Probing for Reading Times

arXiv cs.CL / 4/22/2026

📰 NewsModels & Research

Key Points

  • The paper investigates whether language model internal representations contain cognitive signals that correlate with human reading times using eye-tracking data across five languages.
  • Regularized linear regression probes each model layer against several scalar predictors, including surprisal, information value, and logit-lens surprisal.
  • Results show early-layer representations predict early eye-tracking measures (e.g., first fixation and gaze duration) better than surprisal, suggesting low-level lexical/structural information aligns with early human processing.
  • For later reading-time measures (e.g., total reading time), surprisal remains the strongest predictor despite being more compressed, indicating different mechanisms across reading stages.
  • The best predictor varies by language and eye-tracking metric, and combining surprisal with early-layer representations improves performance.

Abstract

Probing has shown that language model representations encode rich linguistic information, but it remains unclear whether they also capture cognitive signals about human processing.
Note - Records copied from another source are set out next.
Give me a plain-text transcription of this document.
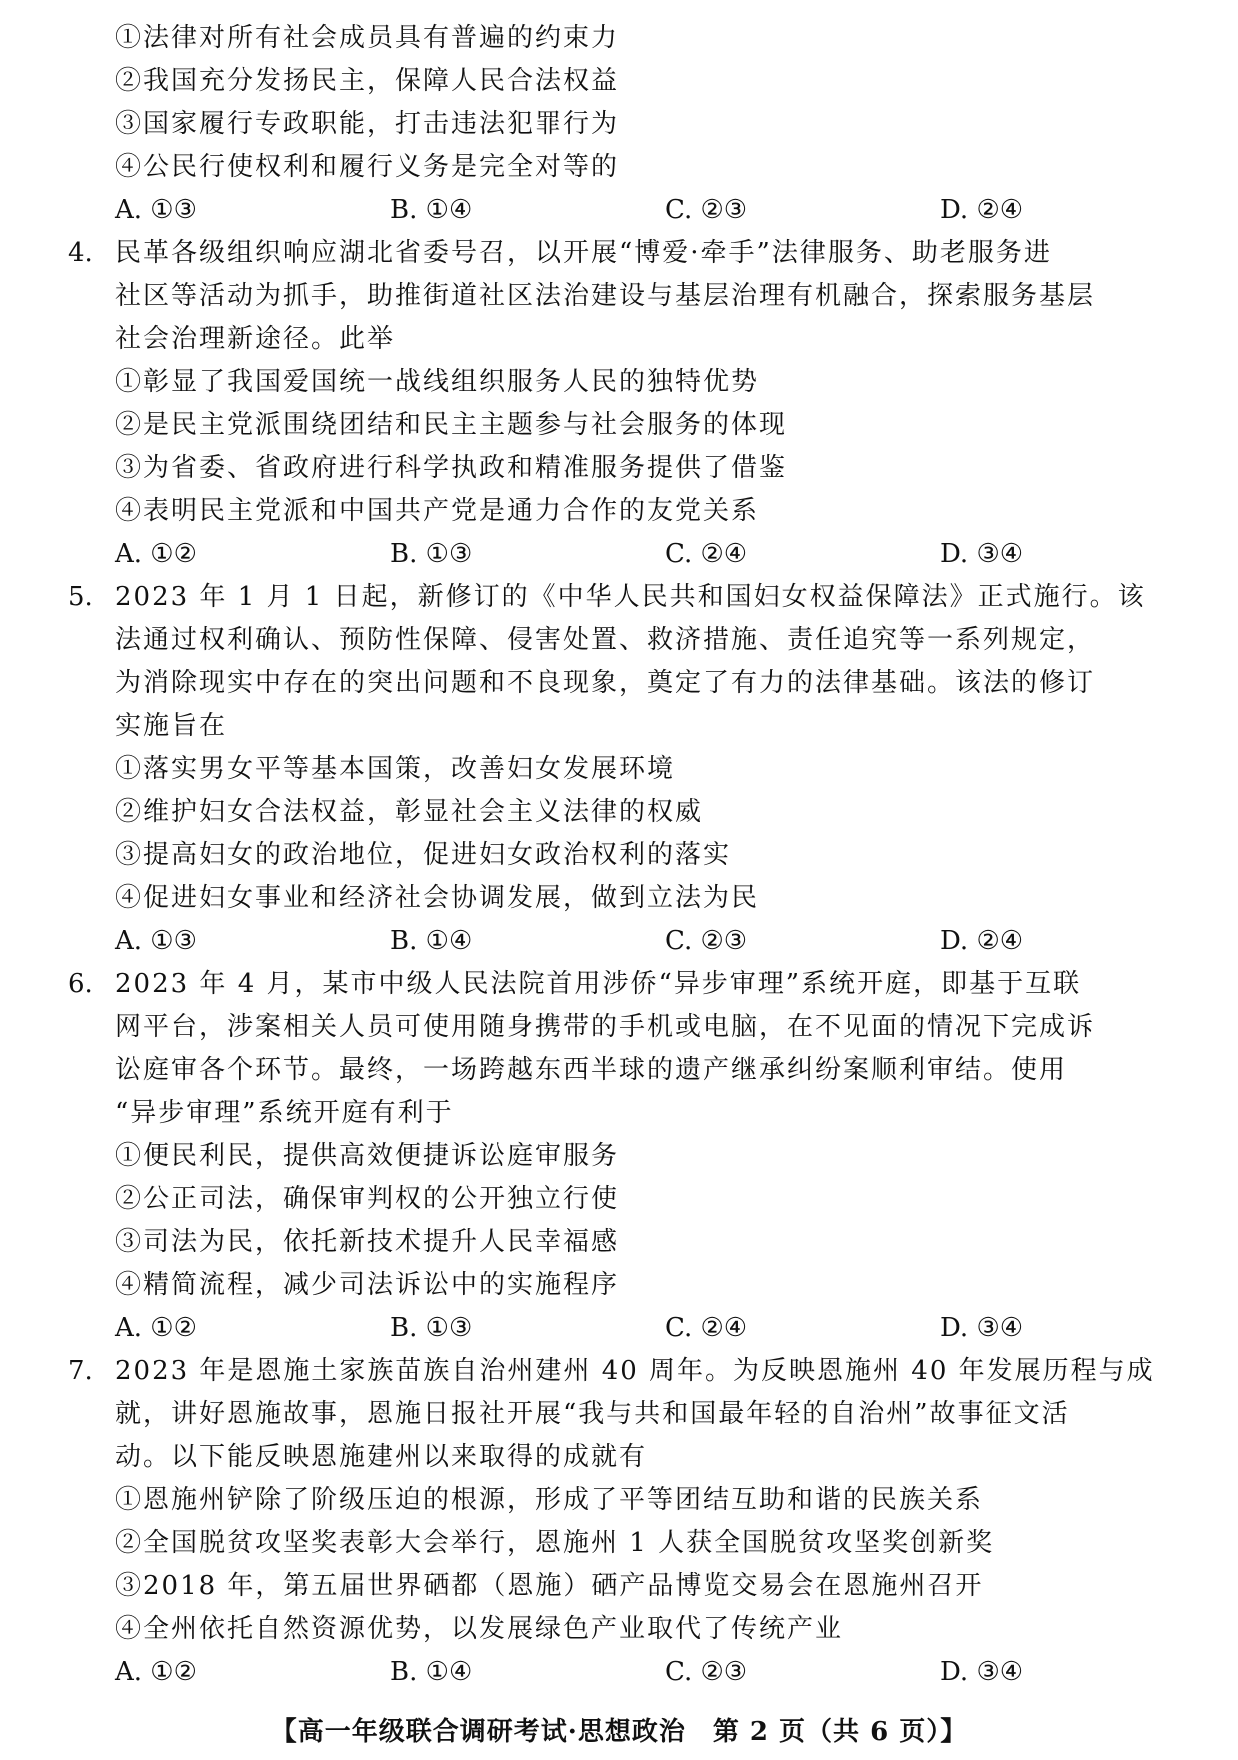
①法律对所有社会成员具有普遍的约束力
②我国充分发扬民主，保障人民合法权益
③国家履行专政职能，打击违法犯罪行为
④公民行使权利和履行义务是完全对等的
A. ①③	B. ①④	C. ②③	D. ②④
4. 民革各级组织响应湖北省委号召，以开展“博爱·牵手”法律服务、助老服务进
社区等活动为抓手，助推街道社区法治建设与基层治理有机融合，探索服务基层
社会治理新途径。此举
①彰显了我国爱国统一战线组织服务人民的独特优势
②是民主党派围绕团结和民主主题参与社会服务的体现
③为省委、省政府进行科学执政和精准服务提供了借鉴
④表明民主党派和中国共产党是通力合作的友党关系
A. ①②	B. ①③	C. ②④	D. ③④
5. 2023 年 1 月 1 日起，新修订的《中华人民共和国妇女权益保障法》正式施行。该
法通过权利确认、预防性保障、侵害处置、救济措施、责任追究等一系列规定，
为消除现实中存在的突出问题和不良现象，奠定了有力的法律基础。该法的修订
实施旨在
①落实男女平等基本国策，改善妇女发展环境
②维护妇女合法权益，彰显社会主义法律的权威
③提高妇女的政治地位，促进妇女政治权利的落实
④促进妇女事业和经济社会协调发展，做到立法为民
A. ①③	B. ①④	C. ②③	D. ②④
6. 2023 年 4 月，某市中级人民法院首用涉侨“异步审理”系统开庭，即基于互联
网平台，涉案相关人员可使用随身携带的手机或电脑，在不见面的情况下完成诉
讼庭审各个环节。最终，一场跨越东西半球的遗产继承纠纷案顺利审结。使用
“异步审理”系统开庭有利于
①便民利民，提供高效便捷诉讼庭审服务
②公正司法，确保审判权的公开独立行使
③司法为民，依托新技术提升人民幸福感
④精简流程，减少司法诉讼中的实施程序
A. ①②	B. ①③	C. ②④	D. ③④
7. 2023 年是恩施土家族苗族自治州建州 40 周年。为反映恩施州 40 年发展历程与成
就，讲好恩施故事，恩施日报社开展“我与共和国最年轻的自治州”故事征文活
动。以下能反映恩施建州以来取得的成就有
①恩施州铲除了阶级压迫的根源，形成了平等团结互助和谐的民族关系
②全国脱贫攻坚奖表彰大会举行，恩施州 1 人获全国脱贫攻坚奖创新奖
③2018 年，第五届世界硒都（恩施）硒产品博览交易会在恩施州召开
④全州依托自然资源优势，以发展绿色产业取代了传统产业
A. ①②	B. ①④	C. ②③	D. ③④
【高一年级联合调研考试·思想政治　第 2 页（共 6 页）】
In this work, we probe language model representations for human reading times. Using regularized linear regression on two eye-tracking corpora spanning five languages (English, Greek, Hebrew, Russian, and Turkish), we compare the representations from every model layer against scalar predictors -- surprisal, information value, and logit-lens surprisal. We find that the representations from early layers outperform surprisal in predicting early-pass measures such as first fixation and gaze duration. The concentration of predictive power in the early layers suggests that human-like processing signatures are captured by low-level structural or lexical representations, pointing to a functional alignment between model depth and the temporal stages of human reading. In contrast, for late-pass measures such as total reading time, scalar surprisal remains superior, despite its being a much more compressed representation. We also observe performance gains when using both surprisal and early-layer representations. Overall, we find that the best-performing predictor varies strongly depending on the language and eye-tracking measure.